The European Parliament is poised to enforce stringent limits on carbon offsetting arrangements, signalling a crackdown on greenwashing within the EU.
The proposed Green Claims Directive, scheduled for a vote today, aims to ensure transparency in corporate environmental pledges, particularly regarding carbon neutrality and net-zero emissions goals.
A compromise deal among political groups suggests that companies will face greater scrutiny in making net-zero commitments without clear strategies for achieving them. Voluntary carbon offsets, increasingly popular among corporations, are under scrutiny for potentially enabling emissions rather than reducing them.
The European Commission’s proposal seeks to separate claims based on `g from a company’s carbon footprint, focusing on ensuring the integrity and accuracy of offsetting schemes.

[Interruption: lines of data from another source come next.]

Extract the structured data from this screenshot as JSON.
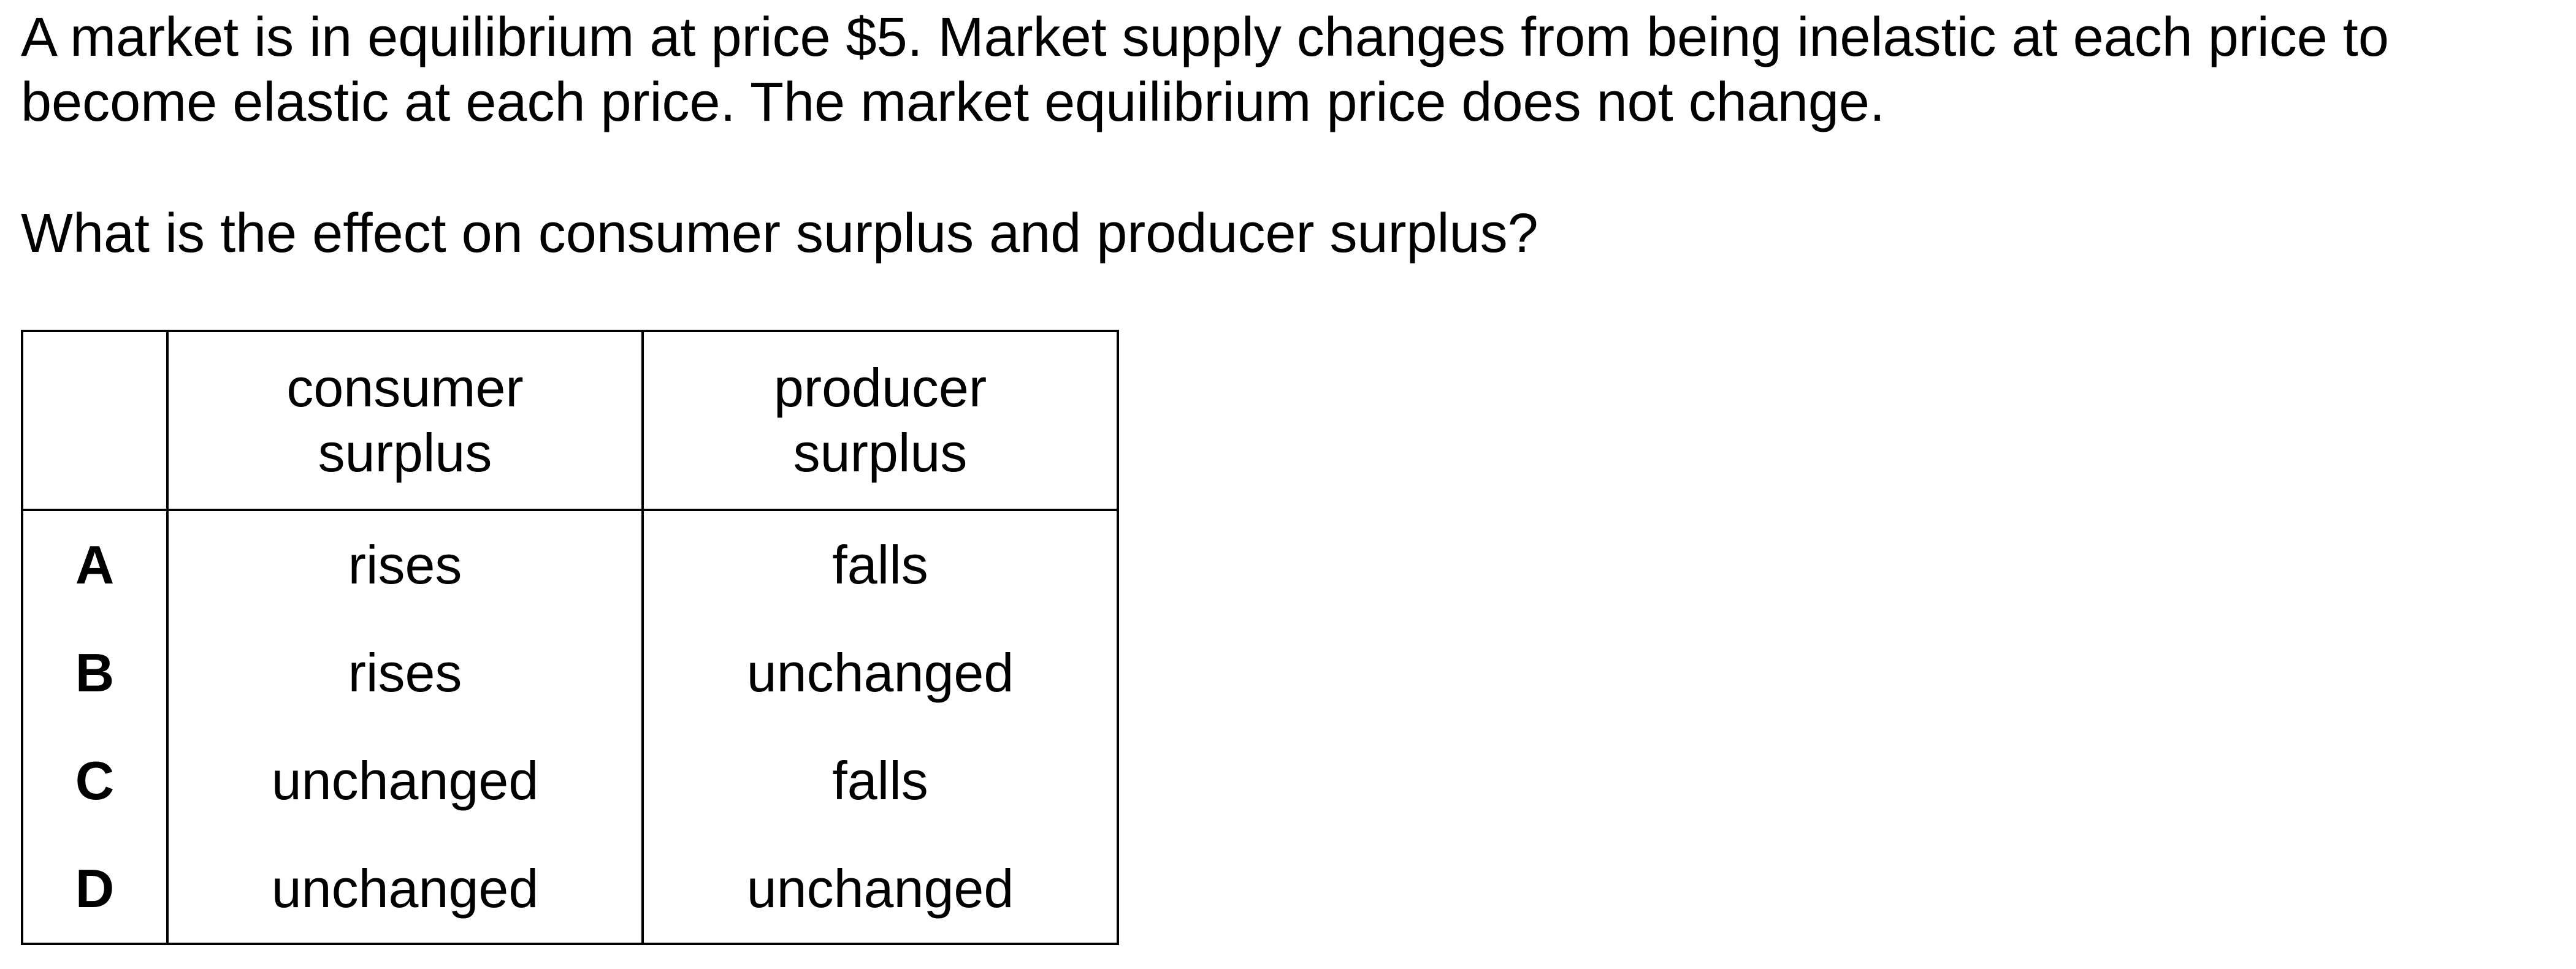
{
  "question": {
    "stem_lines": [
      "A market is in equilibrium at price $5. Market supply changes from being inelastic at each price to",
      "become elastic at each price. The market equilibrium price does not change."
    ],
    "prompt": "What is the effect on consumer surplus and producer surplus?"
  },
  "table": {
    "header": {
      "corner": "",
      "col1_lines": [
        "consumer",
        "surplus"
      ],
      "col2_lines": [
        "producer",
        "surplus"
      ]
    },
    "rows": [
      {
        "letter": "A",
        "consumer": "rises",
        "producer": "falls"
      },
      {
        "letter": "B",
        "consumer": "rises",
        "producer": "unchanged"
      },
      {
        "letter": "C",
        "consumer": "unchanged",
        "producer": "falls"
      },
      {
        "letter": "D",
        "consumer": "unchanged",
        "producer": "unchanged"
      }
    ]
  }
}
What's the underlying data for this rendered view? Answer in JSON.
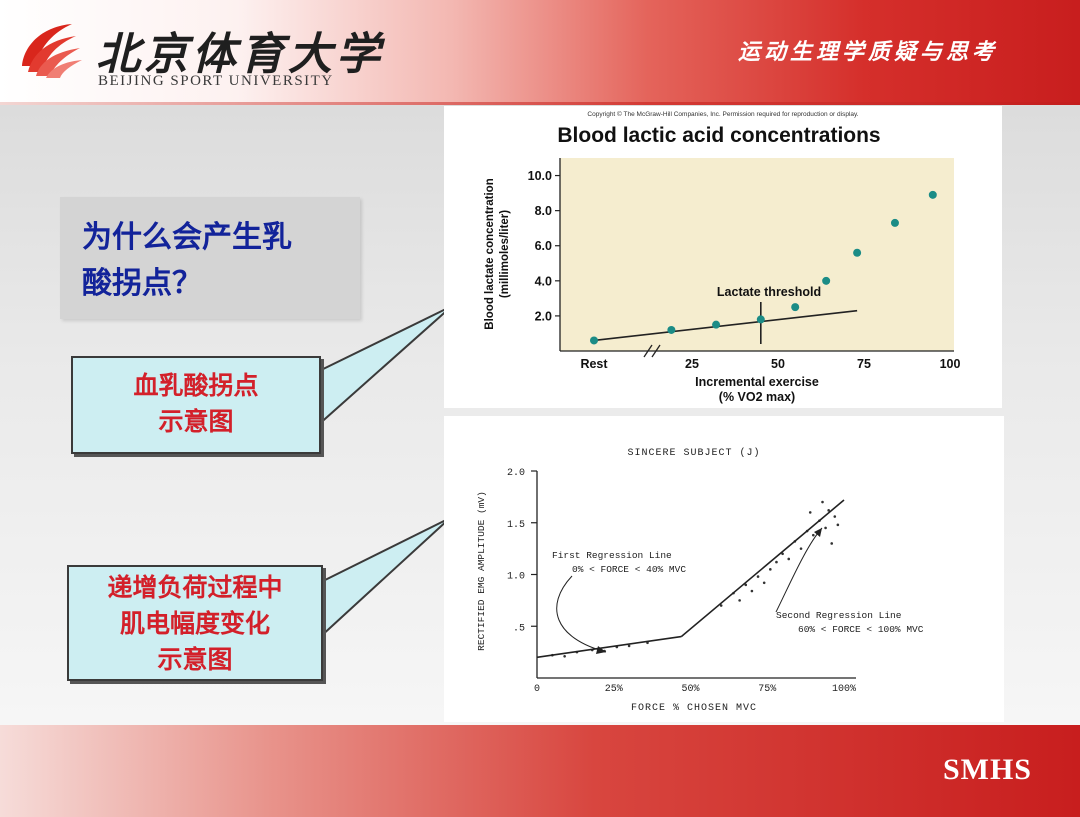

Under the proposed directive, carbon credits would only be permissible for offsetting a firm’s residual emissions, reinforcing the necessity for substantial in-house emission reductions.
The agreement underscores the EU’s commitment to combatting misleading environmental claims and promoting genuine climate action, setting a precedent for transparency and accountability in corporate sustainability practices.
If approved, the directive will undergo further negotiations with EU governments, signalling a significant step forward in the fight against greenwashing and pursuing verifiable climate action in the EU.